ジュッジュッ、と炎に下水がかぶさっていくが、わたしの魔力で発現した炎は、多少の水を浴びせられたぐらいでは鎮火されない。
初撃の時にそれはすでに経験していたのか、ヘドロは憎々しく舌打ちのような音を鳴らし、今度は下水の底へと潜っていった。
最初からそうしないのは、思った以上に焦っているのか、炎に対して逃げるという行為が気に食わないのか、わたしには分からなかった。
対するわたしは、身長を遥かに超える高さから覆いかぶさってくる下水の津波に悲鳴を上げたい気持ちを抑えながら、全力ダッシュでその場を回避した。
「下水責めは勘弁してっ!」
主に精神的にっ!
下水の中に潜った奴の気配は希薄だ。
<身体強化>で強化したわたしの知覚でも捉えることができない。だから、今は難しいことは考えずに走ることにした。
水中での奴の移動速度は未確認だけど、測りようがないことをウダウダ考えていても仕方ないので、それは追いつかれた時に悩むことにする。
走る。
走る。
走る――!
その最中に壁際に手を伸ばし、途中に地上へのはしごが無いかも確認していく。
水中から奴が触手なり、先回りして姿を見せないあたり、わたしの移動速度と互角か、それ以下かもしれない。

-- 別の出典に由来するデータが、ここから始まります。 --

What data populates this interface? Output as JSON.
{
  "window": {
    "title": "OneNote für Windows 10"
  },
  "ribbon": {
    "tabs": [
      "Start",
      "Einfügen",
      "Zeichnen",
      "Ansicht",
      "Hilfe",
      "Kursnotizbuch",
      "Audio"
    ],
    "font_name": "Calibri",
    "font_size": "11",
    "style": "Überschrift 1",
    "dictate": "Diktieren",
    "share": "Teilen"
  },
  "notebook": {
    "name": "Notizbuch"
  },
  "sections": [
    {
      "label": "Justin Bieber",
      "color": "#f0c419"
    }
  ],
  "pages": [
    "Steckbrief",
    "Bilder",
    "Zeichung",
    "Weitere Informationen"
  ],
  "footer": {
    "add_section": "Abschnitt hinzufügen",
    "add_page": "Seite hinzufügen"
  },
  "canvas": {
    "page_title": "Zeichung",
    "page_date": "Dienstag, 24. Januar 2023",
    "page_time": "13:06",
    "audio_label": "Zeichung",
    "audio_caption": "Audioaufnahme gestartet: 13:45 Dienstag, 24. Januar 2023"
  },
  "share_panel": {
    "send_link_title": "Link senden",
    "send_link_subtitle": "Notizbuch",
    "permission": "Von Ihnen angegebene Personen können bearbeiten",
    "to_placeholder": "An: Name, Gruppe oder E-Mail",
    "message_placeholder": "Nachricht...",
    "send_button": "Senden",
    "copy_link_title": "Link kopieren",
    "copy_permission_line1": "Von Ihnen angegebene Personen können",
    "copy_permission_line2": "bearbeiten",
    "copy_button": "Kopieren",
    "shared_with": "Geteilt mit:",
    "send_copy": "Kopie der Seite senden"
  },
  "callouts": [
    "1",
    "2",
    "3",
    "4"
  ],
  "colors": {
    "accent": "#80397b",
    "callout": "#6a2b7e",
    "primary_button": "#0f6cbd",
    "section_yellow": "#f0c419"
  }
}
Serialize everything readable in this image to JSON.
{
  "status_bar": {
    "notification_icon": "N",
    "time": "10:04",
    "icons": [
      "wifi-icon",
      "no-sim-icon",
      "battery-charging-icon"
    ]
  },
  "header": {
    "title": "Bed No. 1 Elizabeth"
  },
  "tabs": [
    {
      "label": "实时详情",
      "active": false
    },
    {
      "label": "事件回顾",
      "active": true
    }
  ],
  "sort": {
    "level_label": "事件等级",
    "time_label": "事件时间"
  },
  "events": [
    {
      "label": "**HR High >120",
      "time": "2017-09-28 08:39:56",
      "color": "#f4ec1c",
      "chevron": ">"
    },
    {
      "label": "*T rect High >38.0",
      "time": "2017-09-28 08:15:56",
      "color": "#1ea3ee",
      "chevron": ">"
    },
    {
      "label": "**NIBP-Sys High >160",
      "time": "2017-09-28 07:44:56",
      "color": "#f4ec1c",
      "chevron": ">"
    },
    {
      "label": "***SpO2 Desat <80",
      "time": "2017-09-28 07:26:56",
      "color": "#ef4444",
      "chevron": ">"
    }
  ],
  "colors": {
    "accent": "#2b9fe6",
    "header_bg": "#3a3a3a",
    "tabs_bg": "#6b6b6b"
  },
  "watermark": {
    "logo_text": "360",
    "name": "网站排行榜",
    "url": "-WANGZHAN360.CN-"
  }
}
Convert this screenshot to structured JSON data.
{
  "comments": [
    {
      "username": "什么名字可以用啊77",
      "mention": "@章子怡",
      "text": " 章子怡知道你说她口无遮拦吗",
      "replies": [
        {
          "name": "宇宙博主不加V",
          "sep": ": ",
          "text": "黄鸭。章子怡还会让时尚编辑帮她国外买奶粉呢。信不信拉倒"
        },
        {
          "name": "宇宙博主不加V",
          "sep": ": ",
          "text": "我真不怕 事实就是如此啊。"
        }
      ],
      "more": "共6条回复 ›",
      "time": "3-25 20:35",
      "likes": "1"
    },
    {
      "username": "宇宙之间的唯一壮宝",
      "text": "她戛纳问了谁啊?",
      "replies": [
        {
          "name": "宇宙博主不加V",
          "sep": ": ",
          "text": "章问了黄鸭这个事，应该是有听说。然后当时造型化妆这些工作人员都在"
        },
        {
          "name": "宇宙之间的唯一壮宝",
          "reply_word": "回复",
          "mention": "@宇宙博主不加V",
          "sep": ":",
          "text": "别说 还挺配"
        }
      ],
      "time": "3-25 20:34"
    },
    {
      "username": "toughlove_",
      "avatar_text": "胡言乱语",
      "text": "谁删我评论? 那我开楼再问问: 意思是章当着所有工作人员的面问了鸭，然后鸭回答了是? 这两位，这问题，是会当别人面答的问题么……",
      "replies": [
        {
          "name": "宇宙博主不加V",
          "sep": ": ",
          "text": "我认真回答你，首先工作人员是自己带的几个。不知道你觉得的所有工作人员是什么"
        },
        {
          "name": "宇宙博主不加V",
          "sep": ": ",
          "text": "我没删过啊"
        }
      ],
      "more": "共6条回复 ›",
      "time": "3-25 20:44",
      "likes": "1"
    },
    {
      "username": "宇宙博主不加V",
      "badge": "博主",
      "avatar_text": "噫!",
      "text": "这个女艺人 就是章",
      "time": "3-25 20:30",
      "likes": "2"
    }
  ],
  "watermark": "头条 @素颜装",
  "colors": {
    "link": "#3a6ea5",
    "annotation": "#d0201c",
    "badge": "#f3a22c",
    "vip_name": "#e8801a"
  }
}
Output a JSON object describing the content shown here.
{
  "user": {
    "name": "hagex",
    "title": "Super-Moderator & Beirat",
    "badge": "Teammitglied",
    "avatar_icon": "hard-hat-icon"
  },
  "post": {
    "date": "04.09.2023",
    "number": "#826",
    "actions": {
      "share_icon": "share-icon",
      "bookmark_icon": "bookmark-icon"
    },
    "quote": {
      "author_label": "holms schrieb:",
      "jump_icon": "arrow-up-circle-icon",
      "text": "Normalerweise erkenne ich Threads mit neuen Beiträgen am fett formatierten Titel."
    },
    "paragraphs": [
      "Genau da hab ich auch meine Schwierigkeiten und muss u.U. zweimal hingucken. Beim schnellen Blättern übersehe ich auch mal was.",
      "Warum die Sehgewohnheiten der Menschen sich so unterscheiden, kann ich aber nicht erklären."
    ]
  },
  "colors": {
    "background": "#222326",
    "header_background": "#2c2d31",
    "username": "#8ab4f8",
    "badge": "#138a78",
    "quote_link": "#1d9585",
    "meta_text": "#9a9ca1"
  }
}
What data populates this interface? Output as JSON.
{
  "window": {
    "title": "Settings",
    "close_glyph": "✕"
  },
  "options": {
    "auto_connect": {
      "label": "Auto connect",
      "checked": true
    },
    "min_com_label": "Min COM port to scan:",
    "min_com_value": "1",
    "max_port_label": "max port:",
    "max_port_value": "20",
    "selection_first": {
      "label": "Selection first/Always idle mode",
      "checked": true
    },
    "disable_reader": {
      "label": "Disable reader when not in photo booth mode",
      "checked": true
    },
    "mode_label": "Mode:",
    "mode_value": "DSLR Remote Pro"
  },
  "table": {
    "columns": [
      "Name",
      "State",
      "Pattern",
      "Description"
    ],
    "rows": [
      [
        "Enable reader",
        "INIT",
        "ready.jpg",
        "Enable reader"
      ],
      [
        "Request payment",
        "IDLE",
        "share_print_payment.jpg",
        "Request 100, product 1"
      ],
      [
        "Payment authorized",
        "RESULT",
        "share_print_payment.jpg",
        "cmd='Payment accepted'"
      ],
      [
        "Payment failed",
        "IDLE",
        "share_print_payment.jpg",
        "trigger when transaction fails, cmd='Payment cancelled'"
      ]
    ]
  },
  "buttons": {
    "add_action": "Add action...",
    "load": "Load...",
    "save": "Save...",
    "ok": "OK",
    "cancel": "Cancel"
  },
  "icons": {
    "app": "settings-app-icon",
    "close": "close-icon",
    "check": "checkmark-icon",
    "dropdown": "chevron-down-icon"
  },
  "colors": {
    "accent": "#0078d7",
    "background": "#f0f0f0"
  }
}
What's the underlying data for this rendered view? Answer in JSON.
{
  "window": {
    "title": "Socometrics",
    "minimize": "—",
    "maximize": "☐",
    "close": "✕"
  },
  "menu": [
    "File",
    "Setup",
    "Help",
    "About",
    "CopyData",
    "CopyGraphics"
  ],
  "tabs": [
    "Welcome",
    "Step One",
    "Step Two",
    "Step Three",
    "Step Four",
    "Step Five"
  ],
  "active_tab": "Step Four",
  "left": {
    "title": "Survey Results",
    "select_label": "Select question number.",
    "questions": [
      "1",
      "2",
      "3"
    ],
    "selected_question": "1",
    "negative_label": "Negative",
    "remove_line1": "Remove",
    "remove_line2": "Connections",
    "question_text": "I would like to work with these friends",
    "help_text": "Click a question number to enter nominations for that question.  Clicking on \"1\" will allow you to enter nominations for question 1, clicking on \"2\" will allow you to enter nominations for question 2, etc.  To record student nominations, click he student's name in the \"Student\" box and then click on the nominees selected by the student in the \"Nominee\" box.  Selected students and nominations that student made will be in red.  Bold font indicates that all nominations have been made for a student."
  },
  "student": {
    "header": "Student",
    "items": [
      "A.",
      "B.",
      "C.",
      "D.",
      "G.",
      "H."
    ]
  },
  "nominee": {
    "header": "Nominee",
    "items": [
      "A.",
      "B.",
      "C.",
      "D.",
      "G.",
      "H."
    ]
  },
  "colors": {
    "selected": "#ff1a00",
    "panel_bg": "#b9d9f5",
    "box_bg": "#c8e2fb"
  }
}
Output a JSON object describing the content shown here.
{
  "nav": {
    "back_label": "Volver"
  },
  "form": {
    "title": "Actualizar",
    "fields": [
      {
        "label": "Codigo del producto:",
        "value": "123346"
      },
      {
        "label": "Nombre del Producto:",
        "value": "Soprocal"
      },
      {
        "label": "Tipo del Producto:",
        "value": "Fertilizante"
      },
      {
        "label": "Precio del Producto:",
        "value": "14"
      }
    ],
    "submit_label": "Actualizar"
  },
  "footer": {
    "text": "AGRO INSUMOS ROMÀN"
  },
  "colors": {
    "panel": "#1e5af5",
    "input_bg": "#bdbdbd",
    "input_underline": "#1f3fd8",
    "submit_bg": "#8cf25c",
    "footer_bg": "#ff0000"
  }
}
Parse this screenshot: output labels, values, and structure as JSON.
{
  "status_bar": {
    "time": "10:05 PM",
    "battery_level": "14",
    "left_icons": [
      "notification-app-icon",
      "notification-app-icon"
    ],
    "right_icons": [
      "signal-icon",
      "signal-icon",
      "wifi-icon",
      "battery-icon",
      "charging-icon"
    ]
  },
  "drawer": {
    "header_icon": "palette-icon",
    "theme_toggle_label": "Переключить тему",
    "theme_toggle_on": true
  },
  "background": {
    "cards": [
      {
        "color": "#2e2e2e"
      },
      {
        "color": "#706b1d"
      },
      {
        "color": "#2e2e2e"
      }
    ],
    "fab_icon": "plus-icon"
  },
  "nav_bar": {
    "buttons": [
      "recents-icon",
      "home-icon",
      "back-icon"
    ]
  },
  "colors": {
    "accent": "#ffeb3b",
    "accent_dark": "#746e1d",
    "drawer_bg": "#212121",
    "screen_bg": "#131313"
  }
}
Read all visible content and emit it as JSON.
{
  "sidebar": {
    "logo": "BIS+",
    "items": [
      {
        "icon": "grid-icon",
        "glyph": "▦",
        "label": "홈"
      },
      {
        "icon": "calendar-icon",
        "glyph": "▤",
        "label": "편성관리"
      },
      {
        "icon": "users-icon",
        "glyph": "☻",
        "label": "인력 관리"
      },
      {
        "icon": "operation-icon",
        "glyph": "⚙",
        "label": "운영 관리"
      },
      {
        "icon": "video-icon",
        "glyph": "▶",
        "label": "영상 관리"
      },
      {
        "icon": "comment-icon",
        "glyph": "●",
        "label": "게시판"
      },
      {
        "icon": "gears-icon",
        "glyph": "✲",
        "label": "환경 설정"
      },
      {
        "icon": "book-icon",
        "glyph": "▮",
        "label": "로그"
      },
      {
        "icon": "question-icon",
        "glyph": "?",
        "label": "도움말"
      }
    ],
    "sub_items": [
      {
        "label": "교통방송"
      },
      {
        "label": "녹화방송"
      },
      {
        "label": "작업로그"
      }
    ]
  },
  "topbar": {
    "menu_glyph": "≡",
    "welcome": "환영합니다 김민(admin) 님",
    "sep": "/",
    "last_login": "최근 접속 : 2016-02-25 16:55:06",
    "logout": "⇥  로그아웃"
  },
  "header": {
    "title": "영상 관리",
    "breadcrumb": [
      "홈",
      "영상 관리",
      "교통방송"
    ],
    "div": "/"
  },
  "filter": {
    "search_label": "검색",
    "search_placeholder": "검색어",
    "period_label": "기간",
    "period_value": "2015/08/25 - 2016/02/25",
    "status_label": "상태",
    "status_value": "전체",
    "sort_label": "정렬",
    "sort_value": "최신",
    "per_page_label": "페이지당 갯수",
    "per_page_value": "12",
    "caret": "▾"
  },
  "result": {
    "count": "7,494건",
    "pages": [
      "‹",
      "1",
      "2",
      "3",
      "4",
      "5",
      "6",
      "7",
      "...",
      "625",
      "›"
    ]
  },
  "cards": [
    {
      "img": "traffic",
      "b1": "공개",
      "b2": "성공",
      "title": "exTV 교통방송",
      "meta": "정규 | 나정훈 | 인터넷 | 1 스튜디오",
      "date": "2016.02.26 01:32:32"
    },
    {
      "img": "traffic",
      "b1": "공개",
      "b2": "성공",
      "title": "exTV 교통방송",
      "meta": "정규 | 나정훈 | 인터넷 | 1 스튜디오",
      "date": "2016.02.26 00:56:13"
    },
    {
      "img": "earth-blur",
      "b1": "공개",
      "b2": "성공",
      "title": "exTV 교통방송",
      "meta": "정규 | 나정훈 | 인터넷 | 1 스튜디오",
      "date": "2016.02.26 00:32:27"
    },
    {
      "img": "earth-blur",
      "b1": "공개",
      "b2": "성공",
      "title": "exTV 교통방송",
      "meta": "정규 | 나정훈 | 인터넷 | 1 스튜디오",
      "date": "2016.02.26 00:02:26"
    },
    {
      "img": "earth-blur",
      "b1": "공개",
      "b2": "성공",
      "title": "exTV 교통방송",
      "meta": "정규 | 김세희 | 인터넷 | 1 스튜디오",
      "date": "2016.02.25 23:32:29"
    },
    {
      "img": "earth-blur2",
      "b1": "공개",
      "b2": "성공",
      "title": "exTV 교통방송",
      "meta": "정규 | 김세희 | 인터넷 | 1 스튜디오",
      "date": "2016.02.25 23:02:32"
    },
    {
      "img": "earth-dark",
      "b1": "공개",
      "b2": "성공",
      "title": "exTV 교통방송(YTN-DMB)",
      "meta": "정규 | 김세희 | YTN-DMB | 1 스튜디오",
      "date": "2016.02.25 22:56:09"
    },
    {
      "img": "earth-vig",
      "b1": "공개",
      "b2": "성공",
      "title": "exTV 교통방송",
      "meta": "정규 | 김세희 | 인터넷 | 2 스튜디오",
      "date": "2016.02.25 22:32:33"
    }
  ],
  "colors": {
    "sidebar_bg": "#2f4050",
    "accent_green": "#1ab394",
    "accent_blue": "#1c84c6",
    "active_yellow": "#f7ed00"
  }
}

それがわたしの油断を誘うための演技でないことを願うばかりだけど。
……やっぱり相手に知能がある上にその生態が魔獣みたいなものだと、厄介極まりない。
五分。
経過したあたりからだろうか……わたしは異変に気付いた。
「……!?」
なに?
足が……重い。
いや、違う。
――足だけじゃなくて、全身がまるで重石をつけられたかのように重く、脱力していく。
一瞬、<身体強化>が切れたのかと思ったが、そうではないようだ。
逆に<身体強化>による強化を上回って、わたしの身体が弱っている――そんな印象を受けた。
「……っ、な……に!?」
不意に膝がかくんと折れ、わたしは躓いて派手に地下路に転んだ。
その様子を見てか、すぐ背後の水面がせりあがる気配を感じた。
「フン……ドウヤラ、体力ノ限界ガ来タヨウダナ」
「……!?」
立ち上がろうとしても、力が入らない。
普通の疲労感とは何かが違う。
わたしは未知の異変に、思考が混乱した。
ヘドロの言葉から察するに、この症状は……ヘドロが仕掛けた罠とかではなく、わたし自身の問題のようだ。
「ぅ……くぅ!」
次の瞬間、わたしは血を吐いた。
同時に血刃を作るために切った指先からも血が噴き出す。
わたしにとって血とは切っても切れぬ関係。そして支配者とも呼べる操血の主だ。そのわたしの意思とは関係なく、血が抜け出てくるなど……到底信じられる話ではなかった。
「ごほっ……、ふ、……ぁっ!」
「……ナンダ、小娘。ドコカ傷デモ負ッテイタノカ? フン、時ノ運ハ私ヘト傾イタヨウダナ。クハハハハ……」
「……」
奇妙な感覚だ。
まるで――次元を超えた何かが……わたしの体内へと入り込んでくるような…………――いや、違う。
これは……戻ってきたのだ。
本来在るべき存在が、在るべき場所に戻ってきた。
ただそれだけのこと。
――――だから余分な血液が押し出されてしまったのだと。
血を吐き、客観的に死に瀕した様子のわたしは――静かにその口元に笑いを浮かべていた。